Group of Eight slams government: “facts should not be a constant casualty”

The Group of Eight has slammed Education Minister Simon Birmingham, saying “the facts should not be a constant casualty of government media statements and interviews.”

In a statement last night CEO Vicki Thomson attacked Senator Birmingham for comments last week on undergraduate attrition (CMM November 29) saying he is ignoring universities efforts to improve and the impact of demand driven funding and structural changes to the economy.

“The minister appears to refuse to acknowledge that the workforce graduates are attempting to enter today is far more complex than during the ‘short and medium-term employment… highs’ of the last decade. Since then we have seen far more bachelor qualified graduates enter the market via the demand driven system; the rise of a much more global market for talent; restructuring of the Australian economy through the cyclical downturn of the mining boom and the rise of the ‘gig economy’; the demise of some industries in Australia (witness the exit of Holden), and new models entering the Australian market, as encapsulated in companies like Amazon,” Ms Thomson said yesterday.

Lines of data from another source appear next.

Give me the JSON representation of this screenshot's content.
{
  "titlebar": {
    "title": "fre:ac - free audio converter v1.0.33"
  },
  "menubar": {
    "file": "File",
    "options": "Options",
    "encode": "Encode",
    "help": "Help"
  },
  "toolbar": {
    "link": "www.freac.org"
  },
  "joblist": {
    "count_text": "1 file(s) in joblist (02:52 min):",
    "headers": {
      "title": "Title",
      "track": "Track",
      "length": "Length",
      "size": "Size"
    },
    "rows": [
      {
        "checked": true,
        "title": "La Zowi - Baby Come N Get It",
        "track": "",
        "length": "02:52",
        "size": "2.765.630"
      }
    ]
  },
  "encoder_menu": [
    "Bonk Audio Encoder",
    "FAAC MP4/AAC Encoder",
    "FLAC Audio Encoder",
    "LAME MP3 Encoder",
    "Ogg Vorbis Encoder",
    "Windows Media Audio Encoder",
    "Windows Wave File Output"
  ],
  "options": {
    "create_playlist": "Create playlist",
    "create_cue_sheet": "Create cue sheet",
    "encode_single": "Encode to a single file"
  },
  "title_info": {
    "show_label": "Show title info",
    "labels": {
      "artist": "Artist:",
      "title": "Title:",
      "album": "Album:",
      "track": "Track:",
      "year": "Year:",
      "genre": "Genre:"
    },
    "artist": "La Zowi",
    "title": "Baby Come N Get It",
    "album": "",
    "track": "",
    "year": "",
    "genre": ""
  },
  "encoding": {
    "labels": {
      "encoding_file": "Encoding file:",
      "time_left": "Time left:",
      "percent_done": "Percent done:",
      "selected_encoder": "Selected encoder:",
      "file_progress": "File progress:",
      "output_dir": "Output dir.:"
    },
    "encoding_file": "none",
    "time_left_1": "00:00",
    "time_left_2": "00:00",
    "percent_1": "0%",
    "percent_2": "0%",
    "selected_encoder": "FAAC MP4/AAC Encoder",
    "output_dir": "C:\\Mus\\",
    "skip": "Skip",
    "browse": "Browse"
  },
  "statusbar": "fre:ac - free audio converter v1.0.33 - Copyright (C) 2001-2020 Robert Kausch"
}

She added all Group of Eight universities have better than national average figures for both attrition and completions and that despite graduates taking “a little longer to navigate their way through this much more complex maze” and employers “taking some time to work out how best to use this new, more highly skilled workforce,” “long term employment trends still show that graduates achieve strong employment rates in the medium term.”

Ms Thomson called on the minister to work with universities and accept the Group of Eight’s call for a “system-wide review”.

“We are not fighting against the government in wanting the best student outcomes. We are more than keen on applying what the minister describes as a “laser focus” to the subject. We are already accountable and happy to be so. In fact, the Go8 has been agitating the government for many months for promised consultations on the best way forward,” she said.